Queremos energia limpa sim, mas uma energia que nos inclua. Da forma que está acontecendo hoje, muitas empresas estão se apossando de terras e prejudicando nosso pessoal
Na Borda da Mata, 30 famílias vivem da produção agroecológica de verduras, hortaliças, farinha de mandioca e milho. A área da “solta” é preservada como uma reserva da Caatinga, onde cactáceas típicas florescem nas “trovoadas” (período de chuvas), e arbustos espinhosos impedem a caminhada pela mata.
“Queremos energia limpa sim, mas uma energia que nos inclua. Da forma que está acontecendo hoje, muitas empresas estão se apossando de terras e prejudicando nosso pessoal. Se sairmos daqui, vamos para onde?”, questiona Cruz.
A Associação Brasileira de Energia Eólica (Abeeólica), que representa 120 empresas do ramo, reconhece que o setor está crescendo muito rápido e que precisa acelerar seu desenvolvimento de padrões sustentáveis.
“Percebemos alguns escapes à regulação, mas estamos empenhados em mitigar os impactos com a criação de um guia de melhores práticas, além de um selo de sustentabilidade”, disse a presidente da entidade, Elbia Gannoum, ao Diálogo Chino. No entanto, a adesão às regras socioambientais para a certificação será voluntária.
A executiva diz que o repasse de 1,5% da geração tem sido aceito pelas comunidades, reiterando que é o mesmo percentual pago pelos royalties do petróleo em municípios brasileiros. “Em média, o setor paga R$ 2 mil por turbina por mês, então não acho que este seja o problema”, afirma Gannoum. “Aparentemente, as queixas são sobre a transparência nas contas da geração. Precisamos mesmo considerar esse ponto”.

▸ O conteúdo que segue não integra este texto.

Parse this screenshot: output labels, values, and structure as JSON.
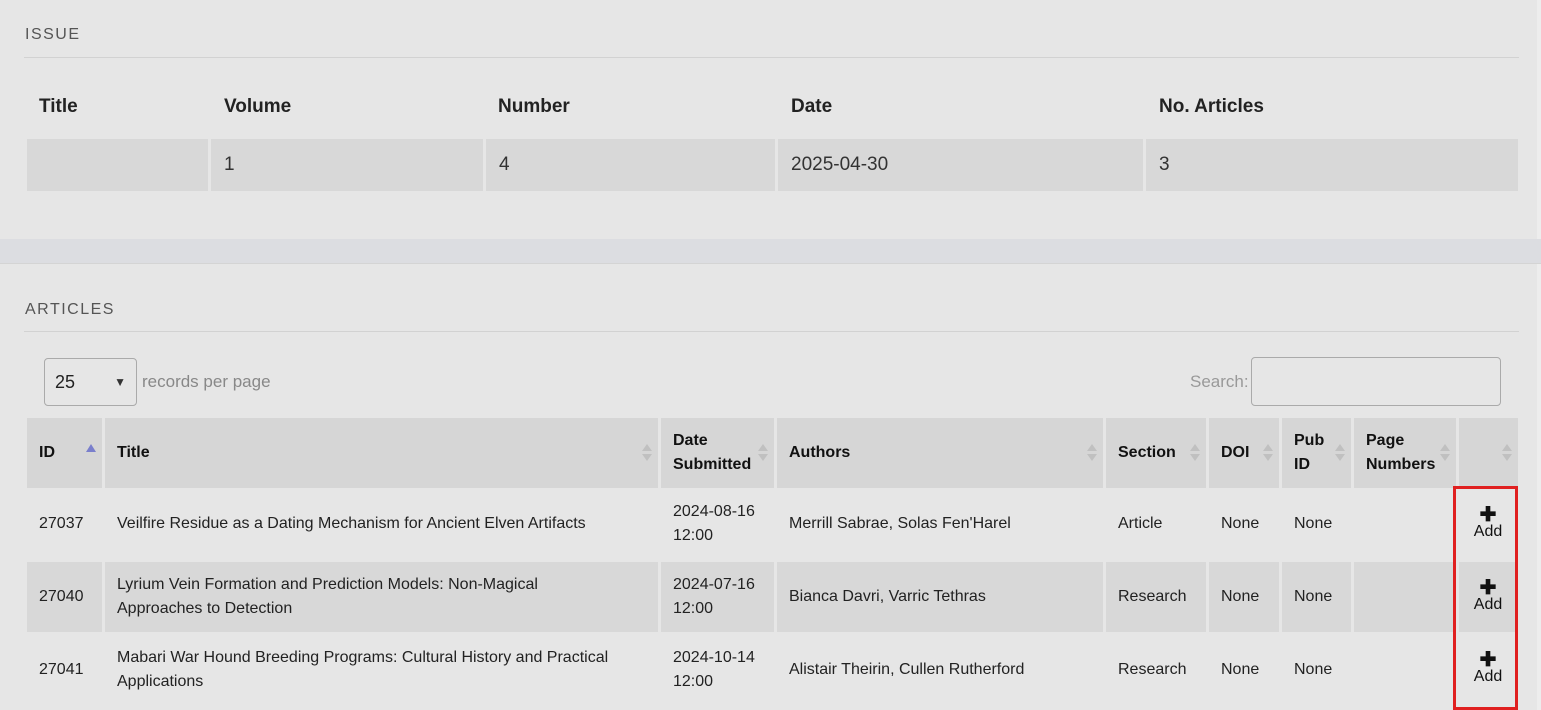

Segundo as lideranças de fundos de pasto em Campo Formoso, o valor pago mensalmente por turbina gira em torno de R$1,5 mil. Em geral, valores e formas de pagamento podem variar de município para município.
Parque abandonado provoca violência
Um ano após o primeiro leilão do governo federal para a contratação de energia exclusivamente eólica, em 2009, a Companhia Hidrelétrica do São Francisco (Chesf), subsidiária da Eletrobrás, maior empresa de geração elétrica no Brasil, iniciou a construção do seu primeiro parque eólico na Bahia. A usina Casa Nova I foi anunciada, à época, como a maior do país e marcou a entrada da Chesf no segmento de renováveis.

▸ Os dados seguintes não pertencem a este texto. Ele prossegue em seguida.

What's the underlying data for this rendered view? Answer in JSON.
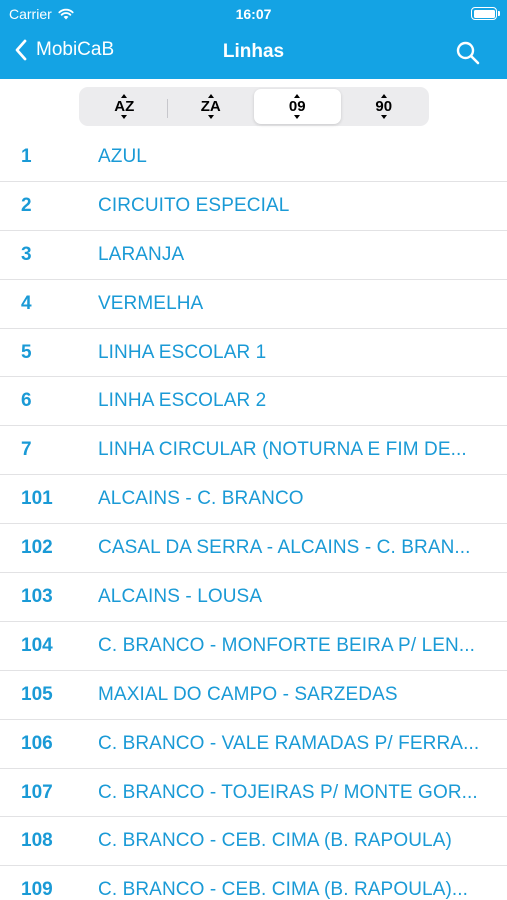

Quatro anos depois, porém, a crise financeira da fabricante de aerogeradores argentina, a IMPSA, que era a líder do consórcio, resultou na paralisação das obras. Até hoje, 30 turbinas inconclusas permanecem abandonadas no local. Algumas, com hélices, ainda giram pela força dos ventos, mas não produzem energia. Outras, ocas, foram saqueadas. O roubo de fios de cobre das estruturas trouxe violência para a região, segundo os moradores.

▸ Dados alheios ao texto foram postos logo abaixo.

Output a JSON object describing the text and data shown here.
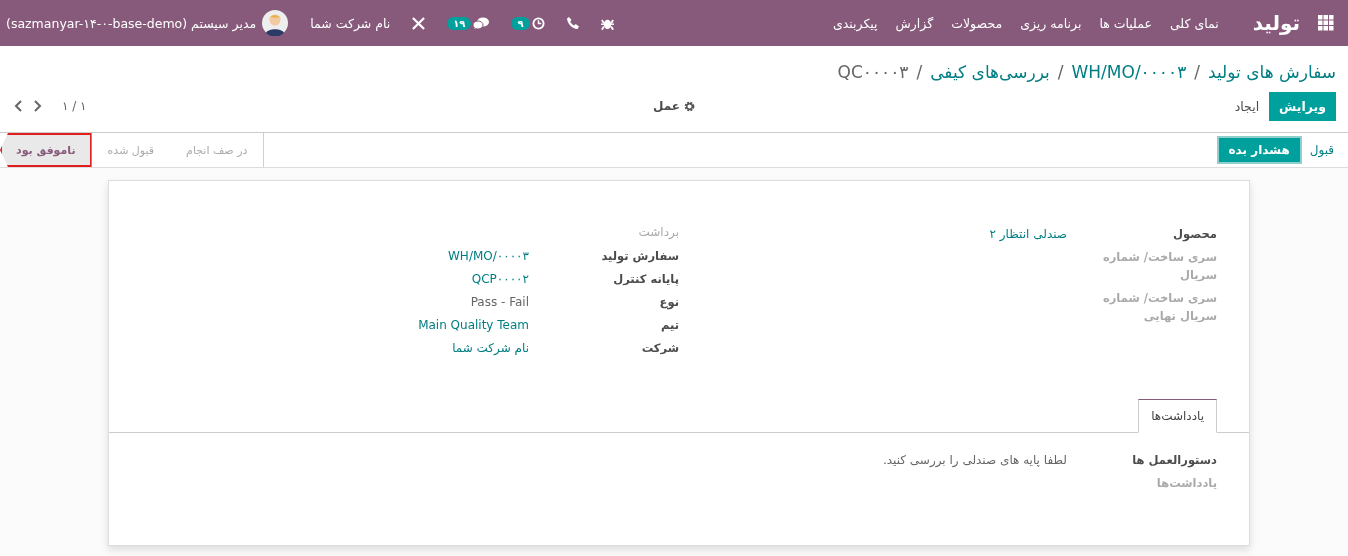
{
  "navbar": {
    "brand": "تولید",
    "menu": [
      "نمای کلی",
      "عملیات ها",
      "برنامه ریزی",
      "محصولات",
      "گزارش",
      "پیکربندی"
    ],
    "systray": {
      "activity_count": "۹",
      "message_count": "۱۹",
      "company": "نام شرکت شما",
      "user": "مدیر سیستم (sazmanyar-۱۴-۰-base-demo)"
    }
  },
  "breadcrumb_separator": "/",
  "breadcrumb": [
    {
      "label": "سفارش های تولید",
      "selected": false
    },
    {
      "label": "WH/MO/۰۰۰۰۳",
      "selected": false
    },
    {
      "label": "بررسی‌های کیفی",
      "selected": false
    },
    {
      "label": "QC۰۰۰۰۳",
      "selected": true
    }
  ],
  "control_buttons": [
    {
      "label": "ویرایش",
      "kind": "primary"
    },
    {
      "label": "ایجاد",
      "kind": "secondary"
    }
  ],
  "action_menu": "عمل",
  "pager": "۱ / ۱",
  "status_buttons": [
    {
      "label": "قبول",
      "kind": "secondary"
    },
    {
      "label": "هشدار بده",
      "kind": "primary"
    }
  ],
  "stages": [
    {
      "label": "در صف انجام",
      "selected": false,
      "highlighted": false
    },
    {
      "label": "قبول شده",
      "selected": false,
      "highlighted": false
    },
    {
      "label": "ناموفق بود",
      "selected": true,
      "highlighted": true
    }
  ],
  "groups": [
    {
      "fields": [
        {
          "label": "محصول",
          "muted": false,
          "value": "صندلی انتظار ۲",
          "link": true
        },
        {
          "label": "سری ساخت/ شماره سریال",
          "muted": true
        },
        {
          "label": "سری ساخت/ شماره سریال نهایی",
          "muted": true
        }
      ]
    },
    {
      "title": "برداشت",
      "fields": [
        {
          "label": "سفارش تولید",
          "muted": false,
          "value": "WH/MO/۰۰۰۰۳",
          "link": true
        },
        {
          "label": "پایانه کنترل",
          "muted": false,
          "value": "QCP۰۰۰۰۲",
          "link": true
        },
        {
          "label": "نوع",
          "muted": false,
          "value": "Pass - Fail",
          "link": false
        },
        {
          "label": "تیم",
          "muted": false,
          "value": "Main Quality Team",
          "link": true
        },
        {
          "label": "شرکت",
          "muted": false,
          "value": "نام شرکت شما",
          "link": true
        }
      ]
    }
  ],
  "notebook": {
    "tabs": [
      {
        "label": "یادداشت‌ها",
        "selected": true
      }
    ],
    "fields": [
      {
        "label": "دستورالعمل ها",
        "muted": false,
        "value": "لطفا پایه های صندلی را بررسی کنید.",
        "link": false
      },
      {
        "label": "یادداشت‌ها",
        "muted": true
      }
    ]
  }
}
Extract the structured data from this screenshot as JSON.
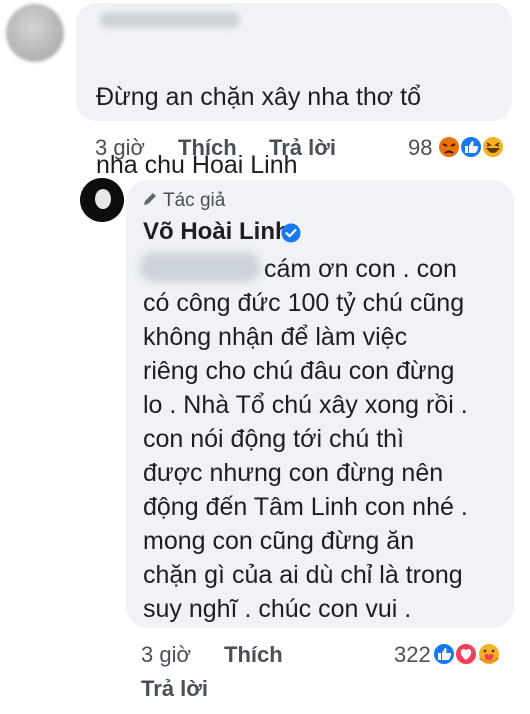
{
  "comment1": {
    "text_lines": [
      "Đừng an chặn xây nha thơ tổ",
      "nha chu Hoai Linh"
    ],
    "time": "3 giờ",
    "like_label": "Thích",
    "reply_label": "Trả lời",
    "reaction_count": "98",
    "reactions": [
      "angry-icon",
      "like-icon",
      "haha-icon"
    ]
  },
  "reply": {
    "author_badge": "Tác giả",
    "author_name": "Võ Hoài Linh",
    "verified": true,
    "text_lines": [
      "cám ơn con . con",
      "có công đức 100 tỷ chú cũng",
      "không nhận để làm việc",
      "riêng cho chú đâu con đừng",
      "lo . Nhà Tổ chú xây xong rồi .",
      "con nói động tới chú thì",
      "được nhưng con đừng nên",
      "động đến Tâm Linh con nhé .",
      "mong con cũng đừng ăn",
      "chặn gì của ai dù chỉ là trong",
      "suy nghĩ . chúc con vui ."
    ],
    "time": "3 giờ",
    "like_label": "Thích",
    "reply_label": "Trả lời",
    "reaction_count": "322",
    "reactions": [
      "like-icon",
      "love-icon",
      "care-icon"
    ]
  },
  "colors": {
    "bubble": "#f0f2f5",
    "text": "#1c1e21",
    "meta": "#4b4f56",
    "like_blue": "#1877f2",
    "love_red": "#f33e58",
    "angry_orange": "#e9710f",
    "haha_yellow": "#f7b125"
  }
}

Na comunidade rural do Malvão, 22 famílias convivem com o passivo ambiental. Porteiras que bloqueiam o acesso às torres, embora hoje destrancadas, não foram removidas da área e continuam a obstruir caminhos entre as comunidades e o pastoreio dos animais.
“Eles não vieram mais e, quando a cancela ficava trancada, a gente não podia passar… Se fosse hoje, não teríamos aceitado a obra”, conta o agricultor Jessé de Souza.
Souza recebe R$ 500 mensais pelo arrendamento das terras à Chesf e reclama da devastação causada pela terraplanagem no local. Ele calcula que o Casa Nova I derrubou cerca de 50 dos 300 hectares de vegetação nativa pertencentes à comunidade. Espécies centenárias, como umbuzeiros, foram cortados. A área impactada nunca foi restaurada.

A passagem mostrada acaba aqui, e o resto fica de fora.